Il come back ufficiale lo fa ora Praying. Messo (momentaneamente?) da parte l’elettropop glitterato che l’aveva fatta conoscere al pubblico, Kesha si ripresenta con un brano dalle influenze orchestrali e quasi soul, che vede anche la firma di Ryan Lewis.
Ad accompagnare il singolo, un video diretto da Jonas Akerlund che riassume il significato di questo brano e di questo ritorno dopo il lungo periodo buio.
Kesha ha inoltre spiegato il senso profondo del nuovo singolo e del suo messaggio in una lettera pubblicata sul sito Lenny Letter.

L’11 agosto è invece prevista l’uscita in digitale di Rainbow, il nuovo album, a cinque dal precedente Warrior.

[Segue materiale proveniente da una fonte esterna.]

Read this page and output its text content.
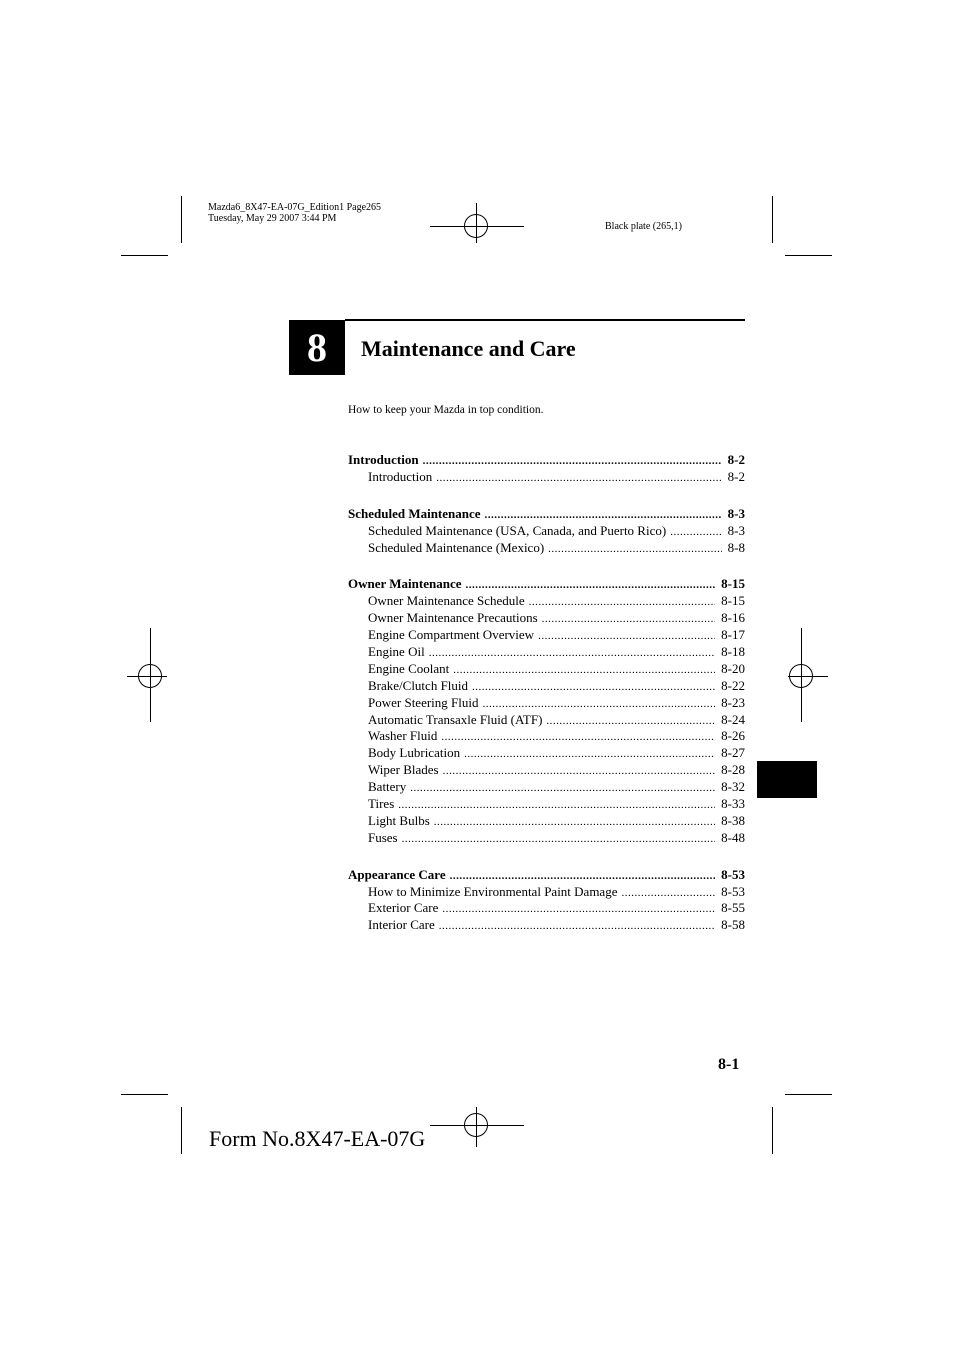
Mazda6_8X47-EA-07G_Edition1 Page265
Tuesday, May 29 2007 3:44 PM
Black plate (265,1)
8	Maintenance and Care
How to keep your Mazda in top condition.
Introduction .....	8-2
Introduction .....	8-2
Scheduled Maintenance .....	8-3
Scheduled Maintenance (USA, Canada, and Puerto Rico) .....	8-3
Scheduled Maintenance (Mexico) .....	8-8
Owner Maintenance .....	8-15
Owner Maintenance Schedule .....	8-15
Owner Maintenance Precautions .....	8-16
Engine Compartment Overview .....	8-17
Engine Oil .....	8-18
Engine Coolant .....	8-20
Brake/Clutch Fluid .....	8-22
Power Steering Fluid .....	8-23
Automatic Transaxle Fluid (ATF) .....	8-24
Washer Fluid .....	8-26
Body Lubrication .....	8-27
Wiper Blades .....	8-28
Battery .....	8-32
Tires .....	8-33
Light Bulbs .....	8-38
Fuses .....	8-48
Appearance Care .....	8-53
How to Minimize Environmental Paint Damage .....	8-53
Exterior Care .....	8-55
Interior Care .....	8-58
8-1
Form No.8X47-EA-07G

Trai nomi coinvolti, i Dap-Kings, che suoneranno i fiati nella title track, gli Eagles Of Death Metal e Dolly Parton, che rilegge assieme a Kesha Old Flames Can’t Hold A Candle To You, successo country degli anni ’80 alla cui scrittura aveva preso parte anche la madre di Kesha.

Insomma, al di là di tutto, questo è sicuramente uno di quei casi in cui il ritorno di un artista fa particolarmente piacere.